I'm really keen on taking advantage of this 'cold' weather and doing a bit of camping in or around Dubai. Anyone have any campsite recommendations for someone who doesn't have a car or bike? 

Also, is solo camping reasonably safe (criminal activity wise) in the Dubai desert?

I've heard that Oman is awesome for hiking/camping, but I want to start off in Dubai and then maybe in the near future I'll apply for an Oman tourist visa and head out there. Just wanna get a basic camping experience in the UAE first.

Cheers for any tips/advice!


----------



## BedouGirl (Sep 15, 2011)

Driving in the desert in one vehicle is not advisable. It's not about crime, it's about safety - if you break down, have an accident, etc.


----------



## fudzzz (Oct 9, 2011)

BedouGirl said:


> Driving in the desert in one vehicle is not advisable. It's not about crime, it's about safety - if you break down, have an accident, etc.

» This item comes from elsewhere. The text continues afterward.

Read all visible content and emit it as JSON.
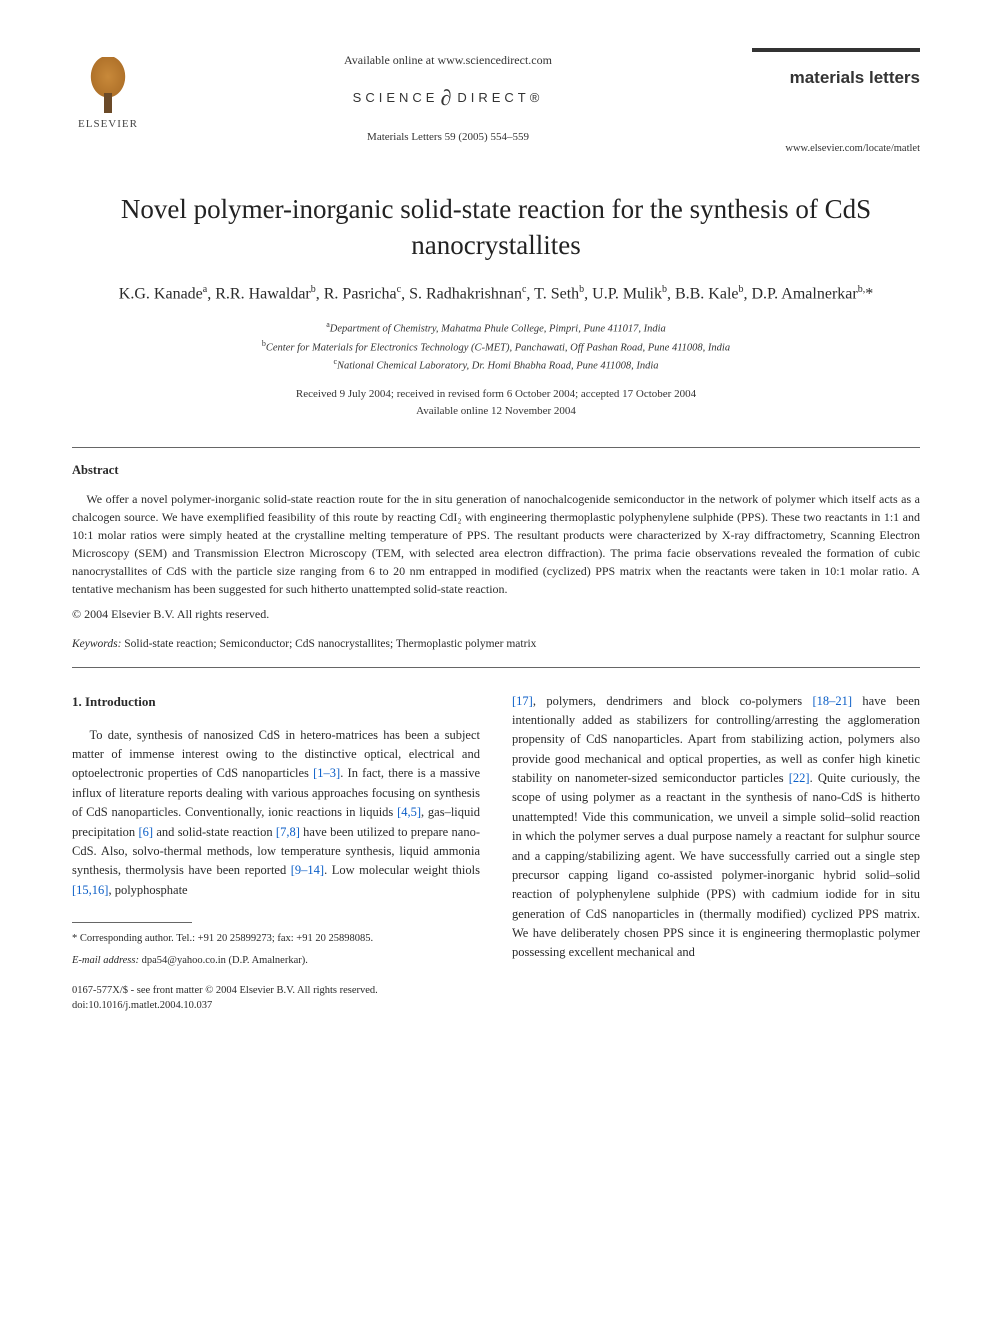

I don't own a car yet, and am just thinking of doing a bit of hiking/trekking/camping. So far, from what I've read online, it seems to be fairly safe as long as you have a GPS, map, and a good sense of direction. 

I've narrowed down to good places to go: Hatta and Dibba (Fujairah).

I'll probably head to Dibba next week, after purchasing some camping gear. However, I just need to know if it's legal to pitch up a tent anywhere. (Let's say I hike 30 mins into the mountains and find a nice flat spot, etc).


----------